Benjamin Britten's spirit haunts Snape Maltings just as the ghosts of his final opera Death in Venice haunt his Third String Quartet. Resignation and isolation are etched into its tersely written pages. Venetian lagoons lap the waters of “Duets” and in “La Serenissima”, quotations from the opera can he deciphered. The Belcea Quartet placed Britten's final major work as the centrepiece of the first of their two Aldeburgh Festival recitals this weekend, completely getting to its slightly sinister heart.
Clustered tightly around a nest of microphones, playing from tablets operated by foot pedals, the quartet gave an intense reading. Leader Corina Belcea captured the eerie fragility of “Solos”, mists swirling and shrouding the hall. Over its five movements, the Belceas swung dramatically from spectral pianissimos to fierce aggression.

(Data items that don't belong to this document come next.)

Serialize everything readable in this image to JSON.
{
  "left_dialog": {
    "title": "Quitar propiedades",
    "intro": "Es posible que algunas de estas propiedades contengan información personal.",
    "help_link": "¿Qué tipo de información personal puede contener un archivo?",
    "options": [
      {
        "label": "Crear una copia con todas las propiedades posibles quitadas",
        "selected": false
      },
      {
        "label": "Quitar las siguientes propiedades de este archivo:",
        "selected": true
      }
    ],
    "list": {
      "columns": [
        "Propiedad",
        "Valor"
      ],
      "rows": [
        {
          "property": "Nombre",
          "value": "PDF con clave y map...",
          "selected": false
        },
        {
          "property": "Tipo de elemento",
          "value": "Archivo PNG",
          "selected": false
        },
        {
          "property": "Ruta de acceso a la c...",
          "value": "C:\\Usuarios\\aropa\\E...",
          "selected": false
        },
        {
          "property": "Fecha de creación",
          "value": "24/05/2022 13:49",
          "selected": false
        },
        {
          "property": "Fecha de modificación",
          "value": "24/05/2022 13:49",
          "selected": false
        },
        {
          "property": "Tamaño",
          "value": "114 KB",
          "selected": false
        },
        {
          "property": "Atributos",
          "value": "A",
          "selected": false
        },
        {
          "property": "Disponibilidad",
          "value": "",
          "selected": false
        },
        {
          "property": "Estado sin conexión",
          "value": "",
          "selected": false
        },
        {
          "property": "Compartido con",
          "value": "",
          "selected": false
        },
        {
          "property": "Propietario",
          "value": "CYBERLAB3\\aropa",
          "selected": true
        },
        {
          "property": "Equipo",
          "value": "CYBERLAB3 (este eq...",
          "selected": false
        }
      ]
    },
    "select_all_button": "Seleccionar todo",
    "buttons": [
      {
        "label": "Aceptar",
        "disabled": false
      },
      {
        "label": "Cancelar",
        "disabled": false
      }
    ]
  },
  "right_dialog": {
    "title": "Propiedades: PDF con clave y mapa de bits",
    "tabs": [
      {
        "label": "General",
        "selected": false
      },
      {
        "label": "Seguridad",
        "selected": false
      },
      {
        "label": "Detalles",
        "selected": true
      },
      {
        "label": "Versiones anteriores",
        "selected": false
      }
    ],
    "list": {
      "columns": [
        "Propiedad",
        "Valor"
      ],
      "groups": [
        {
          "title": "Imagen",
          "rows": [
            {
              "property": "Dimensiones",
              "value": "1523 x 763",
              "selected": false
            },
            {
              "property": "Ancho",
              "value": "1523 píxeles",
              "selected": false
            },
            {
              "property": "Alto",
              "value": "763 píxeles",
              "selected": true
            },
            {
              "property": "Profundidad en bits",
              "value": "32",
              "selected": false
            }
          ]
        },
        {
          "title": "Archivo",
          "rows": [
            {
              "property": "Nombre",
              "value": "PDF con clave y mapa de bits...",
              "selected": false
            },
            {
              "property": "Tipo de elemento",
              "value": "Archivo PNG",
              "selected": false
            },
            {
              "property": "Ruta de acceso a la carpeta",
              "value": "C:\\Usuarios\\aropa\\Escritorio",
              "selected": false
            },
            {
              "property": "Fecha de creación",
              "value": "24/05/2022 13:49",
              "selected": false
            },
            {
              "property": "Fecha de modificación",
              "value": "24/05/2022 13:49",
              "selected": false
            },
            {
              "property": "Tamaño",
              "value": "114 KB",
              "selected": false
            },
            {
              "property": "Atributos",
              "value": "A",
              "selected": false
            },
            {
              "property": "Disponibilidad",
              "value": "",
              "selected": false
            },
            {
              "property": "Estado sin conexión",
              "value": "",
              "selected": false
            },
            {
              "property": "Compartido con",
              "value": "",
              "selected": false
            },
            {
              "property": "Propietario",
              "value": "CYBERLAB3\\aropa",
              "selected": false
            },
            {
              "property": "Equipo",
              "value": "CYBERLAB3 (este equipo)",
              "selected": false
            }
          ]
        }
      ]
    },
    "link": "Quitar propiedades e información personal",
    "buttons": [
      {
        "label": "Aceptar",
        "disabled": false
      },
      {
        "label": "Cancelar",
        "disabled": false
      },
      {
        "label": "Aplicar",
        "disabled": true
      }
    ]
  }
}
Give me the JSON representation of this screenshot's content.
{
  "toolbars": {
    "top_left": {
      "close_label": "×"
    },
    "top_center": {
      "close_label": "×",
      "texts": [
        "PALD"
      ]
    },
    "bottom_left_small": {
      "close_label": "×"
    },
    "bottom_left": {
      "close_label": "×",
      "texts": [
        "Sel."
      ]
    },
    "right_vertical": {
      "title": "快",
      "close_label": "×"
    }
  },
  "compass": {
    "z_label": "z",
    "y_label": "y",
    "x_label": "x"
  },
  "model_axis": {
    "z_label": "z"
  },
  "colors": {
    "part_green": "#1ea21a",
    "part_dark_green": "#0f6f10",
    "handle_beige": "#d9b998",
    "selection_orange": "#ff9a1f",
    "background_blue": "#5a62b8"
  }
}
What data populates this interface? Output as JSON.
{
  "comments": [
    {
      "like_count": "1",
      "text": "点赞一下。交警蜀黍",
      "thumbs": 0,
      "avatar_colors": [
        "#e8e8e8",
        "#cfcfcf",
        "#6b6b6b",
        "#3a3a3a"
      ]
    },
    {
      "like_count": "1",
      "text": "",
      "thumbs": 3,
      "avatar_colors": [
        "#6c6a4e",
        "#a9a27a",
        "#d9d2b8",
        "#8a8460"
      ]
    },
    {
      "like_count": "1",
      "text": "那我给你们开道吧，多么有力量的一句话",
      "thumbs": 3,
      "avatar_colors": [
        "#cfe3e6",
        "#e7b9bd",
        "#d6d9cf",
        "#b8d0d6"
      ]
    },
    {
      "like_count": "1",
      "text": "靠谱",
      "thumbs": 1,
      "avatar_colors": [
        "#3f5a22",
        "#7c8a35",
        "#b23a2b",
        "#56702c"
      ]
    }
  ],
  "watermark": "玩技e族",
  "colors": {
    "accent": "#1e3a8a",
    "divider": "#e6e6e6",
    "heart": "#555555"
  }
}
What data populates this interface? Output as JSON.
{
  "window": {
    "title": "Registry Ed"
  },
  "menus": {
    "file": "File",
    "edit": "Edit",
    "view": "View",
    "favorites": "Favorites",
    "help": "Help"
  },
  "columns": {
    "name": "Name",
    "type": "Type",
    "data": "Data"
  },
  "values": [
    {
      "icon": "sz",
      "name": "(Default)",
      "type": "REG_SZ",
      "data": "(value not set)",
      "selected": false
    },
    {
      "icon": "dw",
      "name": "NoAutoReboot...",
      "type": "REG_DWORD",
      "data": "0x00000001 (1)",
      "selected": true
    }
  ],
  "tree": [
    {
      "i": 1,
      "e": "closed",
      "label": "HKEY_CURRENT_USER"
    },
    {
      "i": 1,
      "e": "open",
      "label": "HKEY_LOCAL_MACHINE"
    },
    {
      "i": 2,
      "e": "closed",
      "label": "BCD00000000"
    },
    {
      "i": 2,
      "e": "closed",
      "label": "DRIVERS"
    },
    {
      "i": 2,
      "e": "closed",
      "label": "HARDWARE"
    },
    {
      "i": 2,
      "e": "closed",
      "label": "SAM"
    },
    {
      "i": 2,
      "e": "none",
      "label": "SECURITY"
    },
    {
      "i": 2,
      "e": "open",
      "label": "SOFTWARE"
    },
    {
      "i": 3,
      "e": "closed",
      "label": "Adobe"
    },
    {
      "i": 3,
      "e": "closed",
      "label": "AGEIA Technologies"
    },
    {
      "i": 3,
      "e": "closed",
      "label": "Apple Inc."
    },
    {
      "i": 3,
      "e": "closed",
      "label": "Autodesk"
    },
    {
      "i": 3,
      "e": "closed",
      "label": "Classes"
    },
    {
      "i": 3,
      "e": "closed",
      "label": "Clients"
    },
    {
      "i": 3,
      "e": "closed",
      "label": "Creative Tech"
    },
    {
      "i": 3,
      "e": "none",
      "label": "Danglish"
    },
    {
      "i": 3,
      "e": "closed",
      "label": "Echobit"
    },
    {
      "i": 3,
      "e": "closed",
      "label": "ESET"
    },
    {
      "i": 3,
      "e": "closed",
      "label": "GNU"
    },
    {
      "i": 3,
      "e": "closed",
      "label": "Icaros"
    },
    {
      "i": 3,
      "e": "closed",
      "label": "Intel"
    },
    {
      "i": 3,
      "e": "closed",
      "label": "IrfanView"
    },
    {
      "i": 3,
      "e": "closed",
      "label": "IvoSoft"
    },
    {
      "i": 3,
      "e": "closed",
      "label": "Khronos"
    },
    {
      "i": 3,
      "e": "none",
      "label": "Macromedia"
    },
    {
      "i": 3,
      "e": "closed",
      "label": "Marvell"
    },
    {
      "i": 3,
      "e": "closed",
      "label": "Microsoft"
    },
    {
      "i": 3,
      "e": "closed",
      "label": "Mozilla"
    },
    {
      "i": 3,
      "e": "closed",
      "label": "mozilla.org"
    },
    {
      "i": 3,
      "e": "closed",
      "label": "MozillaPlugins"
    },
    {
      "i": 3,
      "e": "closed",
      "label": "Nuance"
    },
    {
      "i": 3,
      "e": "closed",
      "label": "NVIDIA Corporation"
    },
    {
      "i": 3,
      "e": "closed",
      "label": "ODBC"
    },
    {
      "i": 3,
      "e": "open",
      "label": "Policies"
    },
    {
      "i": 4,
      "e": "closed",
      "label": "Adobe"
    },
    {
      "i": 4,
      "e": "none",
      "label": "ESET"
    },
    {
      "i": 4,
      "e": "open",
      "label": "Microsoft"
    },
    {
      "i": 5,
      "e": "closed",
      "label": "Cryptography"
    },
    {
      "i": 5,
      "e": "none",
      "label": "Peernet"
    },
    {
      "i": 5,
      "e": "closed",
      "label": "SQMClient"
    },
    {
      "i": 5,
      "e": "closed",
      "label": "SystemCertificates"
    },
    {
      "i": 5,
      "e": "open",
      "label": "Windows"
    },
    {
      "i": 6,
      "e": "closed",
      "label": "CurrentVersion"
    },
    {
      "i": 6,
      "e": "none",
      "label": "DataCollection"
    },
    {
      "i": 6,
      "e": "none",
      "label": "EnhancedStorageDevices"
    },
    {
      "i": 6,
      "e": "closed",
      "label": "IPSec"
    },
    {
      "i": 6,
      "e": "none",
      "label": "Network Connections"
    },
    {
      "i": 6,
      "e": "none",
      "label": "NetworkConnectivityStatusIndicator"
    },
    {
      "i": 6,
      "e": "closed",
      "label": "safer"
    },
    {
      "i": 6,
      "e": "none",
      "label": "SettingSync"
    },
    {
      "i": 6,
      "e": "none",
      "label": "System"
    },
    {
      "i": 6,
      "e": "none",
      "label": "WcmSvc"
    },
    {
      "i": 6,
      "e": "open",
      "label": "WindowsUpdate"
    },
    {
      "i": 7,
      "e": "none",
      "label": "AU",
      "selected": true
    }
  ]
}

It's possible to detect Britten's great friend Shostakovich in the abrasive spiccato and col legno effects of “Burlesque” – death behind the carnival mask – so it was appropriate that Shostakovich featured prominently in the Belcea's second programme of the weekend, given on Sunday. Their account of the String Quartet no. 3 in F major left the audience gasping for air. The Third was the only work composed by Shostakovich in 1946, indication of trouble ahead – the Zhdanov Decree was just two years away, yet targeted attacks against writers and composers were already under way. From its tongue-in-cheek opening, though, only the briefest of clouds skud the horizon, the Belceas almost Haydnesque in their light touch. Trouble brews in the second movement – the staccato equivalent of treading on eggshells – before the demonic power of the third movement Scherzo was unleashed. With the Belceas, this was a fierce gallop to the very edge of the abyss, bow hairs flailing. The last two movements take the listener to an even darker place before reaching an unsettling peace.
Piotr Anderszewski joined the quartet for more Shostakovich, the Piano Quintet, composed in 1940. Opening with a Bachian piano solo, grandly played by Anderszewski, the string quartet then echoes this en masse, before things settle into more intimate dialogue. Ensemble was tight, though with the string players forming such a closed arc it gave the impression of the piano as something of an outsider, an uninvited guest at the party. In five movements, just like the Third Quartet, moods lurch dramatically, the highlight being the central Scherzo, cleanly executed, the piano's upper register crisply articulated. Shostakovich only visited Aldeburgh once, but one could almost feel him smiling at the quintet's wistful sign-off.